Seed only one GPU?

Evan_Weissburg · October 24, 2019, 4:34am

I have 8 tasks running on 8 GPUs, potentially concurrently through a Jupyter notebook. I would like each task to be deterministic, so I call torch.cuda.manual_seed_all(seed) in the beginning of each task. However, the tasks are not deterministic, and I believe this is because GPUs are potentially being re-seeded during runtime by another task being launched. Am I correct in this assumption? If so, how do I fix this behavior? If not, what’s the issue? Thanks so much!

ptrblck · October 24, 2019, 10:15am

Based on the Reproducibility docs, you would have to diable cudnn.benchmark and set cudnn.deterministic=True besides seeding.

Also, note that some CUDA operations are non-deterministic:

There are some PyTorch functions that use CUDA functions that can be a source of non-determinism. One class of such CUDA functions are atomic operations, in particular atomicAdd , where the order of parallel additions to the same value is undetermined and, for floating-point variables, a source of variance in the result. PyTorch functions that use atomicAdd in the forward include torch.Tensor.index_add_() , torch.Tensor.scatter_add_() , torch.bincount() .
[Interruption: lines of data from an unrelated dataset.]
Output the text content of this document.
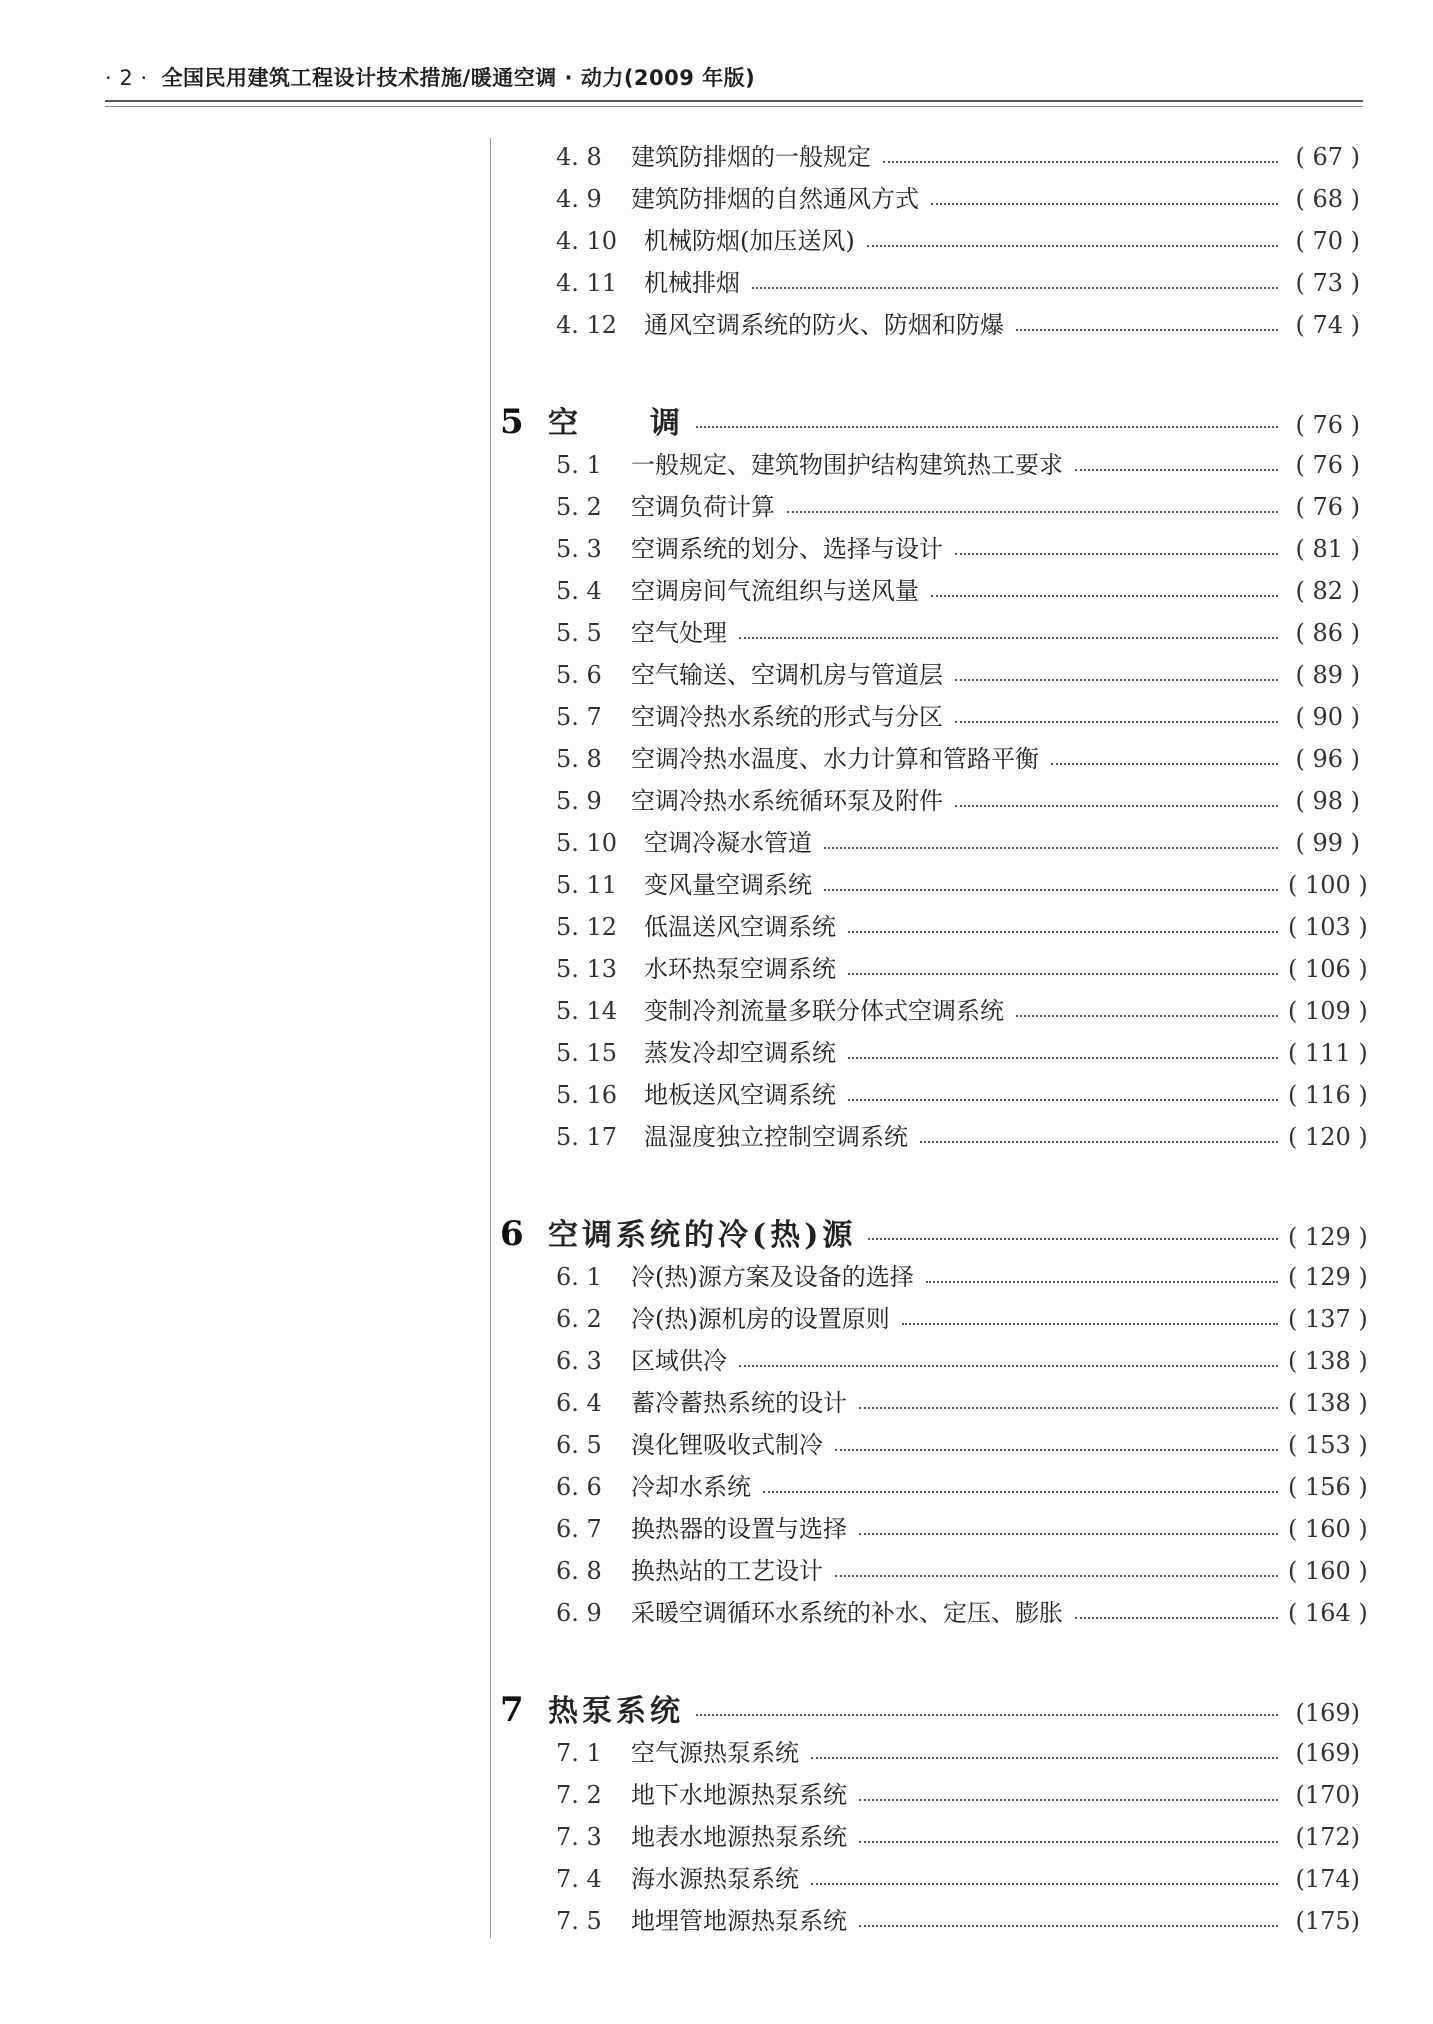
· 2 · 全国民用建筑工程设计技术措施/暖通空调 · 动力(2009 年版)
4. 8	建筑防排烟的一般规定	( 67 )
4. 9	建筑防排烟的自然通风方式	( 68 )
4. 10	机械防烟(加压送风)	( 70 )
4. 11	机械排烟	( 73 )
4. 12	通风空调系统的防火、防烟和防爆	( 74 )
5 空　　调	( 76 )
5. 1	一般规定、建筑物围护结构建筑热工要求	( 76 )
5. 2	空调负荷计算	( 76 )
5. 3	空调系统的划分、选择与设计	( 81 )
5. 4	空调房间气流组织与送风量	( 82 )
5. 5	空气处理	( 86 )
5. 6	空气输送、空调机房与管道层	( 89 )
5. 7	空调冷热水系统的形式与分区	( 90 )
5. 8	空调冷热水温度、水力计算和管路平衡	( 96 )
5. 9	空调冷热水系统循环泵及附件	( 98 )
5. 10	空调冷凝水管道	( 99 )
5. 11	变风量空调系统	( 100 )
5. 12	低温送风空调系统	( 103 )
5. 13	水环热泵空调系统	( 106 )
5. 14	变制冷剂流量多联分体式空调系统	( 109 )
5. 15	蒸发冷却空调系统	( 111 )
5. 16	地板送风空调系统	( 116 )
5. 17	温湿度独立控制空调系统	( 120 )
6 空调系统的冷(热)源	( 129 )
6. 1	冷(热)源方案及设备的选择	( 129 )
6. 2	冷(热)源机房的设置原则	( 137 )
6. 3	区域供冷	( 138 )
6. 4	蓄冷蓄热系统的设计	( 138 )
6. 5	溴化锂吸收式制冷	( 153 )
6. 6	冷却水系统	( 156 )
6. 7	换热器的设置与选择	( 160 )
6. 8	换热站的工艺设计	( 160 )
6. 9	采暖空调循环水系统的补水、定压、膨胀	( 164 )
7 热泵系统	(169)
7. 1	空气源热泵系统	(169)
7. 2	地下水地源热泵系统	(170)
7. 3	地表水地源热泵系统	(172)
7. 4	海水源热泵系统	(174)
7. 5	地埋管地源热泵系统	(175)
A number of operations have backwards that use atomicAdd , in particular torch.nn.functional.embedding_bag() , torch.nn.functional.ctc_loss() and many forms of pooling, padding, and sampling. There currently is no simple way of avoiding non-determinism in these functions.

Evan_Weissburg · October 24, 2019, 4:14pm

I’m particularly concerned about accidentally re-seeding all 8 GPUs while another task is in the process of running, thus introducing non-deterministic behavior due to the seed reset. Is this possible?

ptrblck · October 24, 2019, 7:31pm

The seed should be local to the current application.
Did you see any weird behavior?